Reporter: Ghina Ghaliya Quddus | Editor: Barratut Taqiyyah Rafie
JAKARTA. Pasca-serangan rudal Tomahawk Amerika Serikat (AS), harga minyak dunia dilaporkan langsung melonjak naik lebih dari 2% menuju titik tertingginya selama satu bulan terakhir.
Usai serangan, harga minyak dunia naik hingga US$ 56 per barel. Namun hari ini, Senin (4/10) harga minyak terpantau sudah kembali turun di angka US$ 52 per barel.
Menteri Koordinator Bidang Perekonomian Darmin Nasution mengatakan, harga minyak yang sempat naik ini hanya sementara. Oleh karena itu, ia masih belum ingin berspekulasi akan kenaikan harga minyak dunia.
“Tidak usah spekulasi dulu. Kita lihat saja, masih ada (kenaikan) atau tidak kan kita tidak tahu,” ucapnya saat ditemui di kantornya, Senin (10/4).
Sebelumnya, Deputi Gubernur Senior BI Mirza Adityaswara mengatakan, kenaikan harga minyak dunia saat ini akan berdampak pada penyesuaian harga jual bahan bakar minyak (BBM) di dalam negeri.

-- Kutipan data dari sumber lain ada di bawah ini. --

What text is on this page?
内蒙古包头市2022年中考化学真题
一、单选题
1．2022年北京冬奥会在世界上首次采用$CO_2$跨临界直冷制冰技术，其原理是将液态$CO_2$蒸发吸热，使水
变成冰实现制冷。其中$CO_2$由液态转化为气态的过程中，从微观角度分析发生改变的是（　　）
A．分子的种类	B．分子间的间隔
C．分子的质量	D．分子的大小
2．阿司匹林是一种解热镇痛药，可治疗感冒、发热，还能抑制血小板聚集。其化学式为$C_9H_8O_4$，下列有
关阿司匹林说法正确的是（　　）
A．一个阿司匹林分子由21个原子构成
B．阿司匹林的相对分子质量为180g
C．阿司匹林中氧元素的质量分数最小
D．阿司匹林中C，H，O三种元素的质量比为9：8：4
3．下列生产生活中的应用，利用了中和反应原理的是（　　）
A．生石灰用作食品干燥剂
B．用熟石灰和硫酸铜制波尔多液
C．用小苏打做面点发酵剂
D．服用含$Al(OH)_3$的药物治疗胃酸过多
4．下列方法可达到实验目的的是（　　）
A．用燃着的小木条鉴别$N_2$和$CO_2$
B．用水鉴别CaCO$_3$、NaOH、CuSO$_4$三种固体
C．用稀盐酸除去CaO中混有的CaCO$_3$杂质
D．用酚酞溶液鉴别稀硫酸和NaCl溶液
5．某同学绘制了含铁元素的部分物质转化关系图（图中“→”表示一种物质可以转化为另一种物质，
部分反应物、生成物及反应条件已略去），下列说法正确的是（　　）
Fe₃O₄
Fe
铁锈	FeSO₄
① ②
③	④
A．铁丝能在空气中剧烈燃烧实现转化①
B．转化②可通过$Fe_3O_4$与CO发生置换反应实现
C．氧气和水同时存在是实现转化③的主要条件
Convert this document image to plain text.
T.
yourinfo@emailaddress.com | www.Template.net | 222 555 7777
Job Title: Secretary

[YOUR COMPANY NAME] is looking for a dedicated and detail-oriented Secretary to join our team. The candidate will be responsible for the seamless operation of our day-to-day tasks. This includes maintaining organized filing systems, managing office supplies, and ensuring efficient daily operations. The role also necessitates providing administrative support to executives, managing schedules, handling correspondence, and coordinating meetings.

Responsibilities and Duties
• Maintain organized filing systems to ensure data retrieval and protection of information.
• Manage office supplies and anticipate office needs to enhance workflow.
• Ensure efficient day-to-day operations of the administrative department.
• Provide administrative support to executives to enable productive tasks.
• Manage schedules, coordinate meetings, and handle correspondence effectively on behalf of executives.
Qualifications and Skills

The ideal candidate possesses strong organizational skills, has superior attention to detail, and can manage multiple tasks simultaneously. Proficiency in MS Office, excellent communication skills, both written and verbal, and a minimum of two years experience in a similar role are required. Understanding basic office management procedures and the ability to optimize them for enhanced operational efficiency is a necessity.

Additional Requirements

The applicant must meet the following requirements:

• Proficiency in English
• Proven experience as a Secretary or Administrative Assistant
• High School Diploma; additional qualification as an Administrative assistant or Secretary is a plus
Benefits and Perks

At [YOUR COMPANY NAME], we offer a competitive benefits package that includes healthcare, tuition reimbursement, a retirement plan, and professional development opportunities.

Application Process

"Karena ini masih tiga bulan, kita masih punya tantangan Lebaran. Masih ada tantangan juga di harga minyak internasional bagaimana dampaknya kepada inflasi di Indonesia," kata Mirza.
Namun demikian, Darmin mengatakan, apabila pemerintah bisa mengendalikan harga pangan sepanjang tahun, maka inflasi yang ditargetkan 4% pada tahun ini bisa tercapai meski ada tekanan dari kenaikan harga BBM dan listrik.